Sungguh ironis saat mengetahui seorang Erica goldson
yang penuh dengan kesempurnaan ternyata tidak dapat merasakan keindahan hidup
dan keindahan untuk bermimpi. Dan akupun ingin bertanya, bagaimanakah masa
kecilnya saat dahulu? Apakah dia mempunyai masa-masa yang indah atau hanya
belajar, belajar dan belajar? Padahal disaat masa kecil aku juga seperti Erica
goldson, aku selalu mengerjakan PR-ku disaat malam hari. Berbeda dengan Erica
yang tidak pernah bermain, aku malah termasuk golongan anak yang rajin bermain
dan rajin belajar. Apakah Erica pernah menjadi seorang anak nakal? Seperinya
tidak karena dia selalu menjadi anak yang penurut. Berbeda dengan aku yang
sering berbuat nakal dan membuat pusing kedua orang tuaku. Perempuan yang
seharusnya berperilaku manis, dan manja tetapi dulu aku tidak berlaku manis,
aku suka memanjat pohon bersama teman laki-laki, bermain sepak bola, bermain
lumpur dan bahkan aku sering mengajak teman laki-lakiku untuk bermain
masak-masakan dan bermain boneka. Itu sedikit cerita mengenai kehidupanku
dimasa kecil. Aku takut menjadi
Erica karena aku tidak akan mendapatkan keindahan hidup.
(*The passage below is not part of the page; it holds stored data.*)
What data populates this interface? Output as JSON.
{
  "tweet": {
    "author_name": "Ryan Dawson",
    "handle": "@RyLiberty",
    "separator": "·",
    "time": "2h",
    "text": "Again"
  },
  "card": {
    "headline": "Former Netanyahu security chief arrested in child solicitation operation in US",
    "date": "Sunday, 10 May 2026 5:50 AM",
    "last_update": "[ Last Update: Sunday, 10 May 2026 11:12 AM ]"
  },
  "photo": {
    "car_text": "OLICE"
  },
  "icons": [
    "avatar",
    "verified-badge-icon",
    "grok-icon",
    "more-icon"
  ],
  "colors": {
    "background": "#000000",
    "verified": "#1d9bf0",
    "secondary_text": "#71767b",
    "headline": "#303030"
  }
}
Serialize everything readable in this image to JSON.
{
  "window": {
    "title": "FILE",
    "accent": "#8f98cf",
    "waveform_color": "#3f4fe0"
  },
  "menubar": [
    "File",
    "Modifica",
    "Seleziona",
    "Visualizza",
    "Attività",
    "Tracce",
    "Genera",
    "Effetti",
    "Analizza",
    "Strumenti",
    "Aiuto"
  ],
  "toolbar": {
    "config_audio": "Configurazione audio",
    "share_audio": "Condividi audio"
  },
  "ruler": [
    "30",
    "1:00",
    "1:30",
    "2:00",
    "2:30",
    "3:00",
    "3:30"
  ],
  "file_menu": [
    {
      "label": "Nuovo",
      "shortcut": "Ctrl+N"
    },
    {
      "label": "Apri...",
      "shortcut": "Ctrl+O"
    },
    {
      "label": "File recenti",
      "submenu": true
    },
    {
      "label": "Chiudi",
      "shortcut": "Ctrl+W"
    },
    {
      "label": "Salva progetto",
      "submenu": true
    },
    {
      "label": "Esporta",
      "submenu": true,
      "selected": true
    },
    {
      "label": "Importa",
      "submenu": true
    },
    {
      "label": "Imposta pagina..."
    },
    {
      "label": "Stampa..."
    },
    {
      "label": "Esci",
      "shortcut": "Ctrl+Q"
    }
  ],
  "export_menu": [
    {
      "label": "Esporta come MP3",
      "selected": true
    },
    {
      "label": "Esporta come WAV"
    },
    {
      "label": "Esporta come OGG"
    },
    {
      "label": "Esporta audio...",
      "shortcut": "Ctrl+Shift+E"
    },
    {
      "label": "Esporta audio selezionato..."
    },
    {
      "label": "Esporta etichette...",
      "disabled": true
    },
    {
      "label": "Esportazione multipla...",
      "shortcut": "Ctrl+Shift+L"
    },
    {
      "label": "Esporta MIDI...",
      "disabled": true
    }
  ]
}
Aku suka dengan kutipan pidato Erica “saya adalah
seorang manusia, seorang pemikir, pencari pengalaman hidup bukan pekerja.
Pekerja adalah orang yang terjebak dalam pengulangan, seorang budak. Sekarang,
saya telah berhasil menunjukan bahwa saya adalah budak terpintar.” Sungguh
menakutkan untuk menjadi seorang budak terpintar, ia kurang memiliki kerendahan
hati untuk menjalani kehidupan. Ia selalu mengikuti nafsu dan ambisinya
sehingga tidak menikmati keindahannya menjadi yang terbaik. Dan bukankah dia
mengatakan kalau dia seorang manusia kenapa tidak mau dan menutup diri untuk
merasakan kehidupan manusia. Kemudian dia adalah seorang pemikir, kenapa dia
tidak berfikir untuk keluar dari kehidupan menakutkannya walaupun satu kali
saja, asalkan merasakan keindahan dan kesenangan. Lalu bukankah ia adalah
pencari pengalaman hidup, kenapa tidak berusaha membuat dan menghias sendiri
hidupnya untuk menciptakan pengalaman hidup yang luar biasa. Dan ia bukan
pekerja, kenapa ia tidak melakukan suatu kegiatan inovasi lain, bukankah dia
seorang pemikir, apakah seorang budak tidak bisa berpikir menjadi seorang
majikan? Kenapa memilih menjadi pekerja disaat kita memiliki peluang untuk menjadi
seorang yang menciptakan kerja? Bukankah kita pemikir, kenapa sekali saja tidak berpikir
untuk menciptakan dan membentuk, kenapa selalu berpikir diciptakan dan
dibentuk? Bukankah diri kita adalah kita.